La caduta di Boris Johnson, dalla Brexit agli scandali
In un discorso alla nazione, portato a termine senza lacrime e con lo sforzo evidente di non rinnegare se stesso, ottimista e assertivo malgrado tutto, ha formalizzato la rinuncia al ruolo di leader del partito di maggioranza, ruolo che gli era valso di diritto la poltrona di quattordicesimo primo ministro del lungo regno di Elisabetta II. Sebbene riservandosi di restare a Downing Street - dove intanto ha ricostituito con nomine crepuscolari almeno il consiglio di gabinetto - sino al termine dell'iter per l'elezione in seno alla parrocchia Tory di chi, uomo o donna, gli succederà al culmine di una corsa già affollata di personaggi ancora in cerca d'autore: ossia fino a settembre-ottobre, complice il recesso parlamentare della pausa estiva che scatta fra due settimane, salvo che il Comitato 1922, sinedrio del gruppo conservatore alla Camera dei Comuni, non trovi il modo di accelerare i tempi. E di stanare Boris da Number 10 almeno prima dell'autunno: se non "subito", come vorrebbero in nome "dell'interesse del Paese" e di un minino di stabilità tanti nemici interni (in primis l'ex premier John Major) e i leader di tutte le forze di opposizione; con il laburista Keir Starmer pronto a minacciare altrimenti un'imbarazzante mozione di sfiducia dimostrativa a Westminster contro il governo uscente, spalleggiato da chi come il liberaldemocratico Ed Davey già bolla 'il biondo' come "peggior primo ministro della storia britannica".

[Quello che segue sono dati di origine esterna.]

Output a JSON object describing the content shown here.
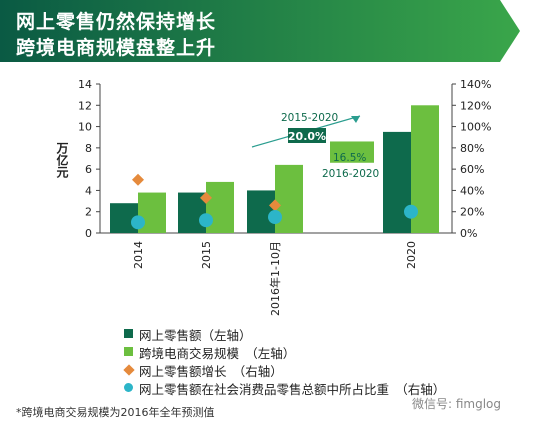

"Lascio ma non avrei voluto farlo", ha replicato dal canto suo Johnson dal podio sistemato secondo costume dinanzi al portoncino al numero 10 di Downing Street, fra gli applausi di un drappello di ministri e funzionari più fedeli e della giovane consorte Carrie, sorridente in faccia alla sventura con la figlioletta Romy in braccio; ma anche sullo sfondo delle ovazioni irridenti di attivisti e oppositori radunatisi a qualche isolato di distanza.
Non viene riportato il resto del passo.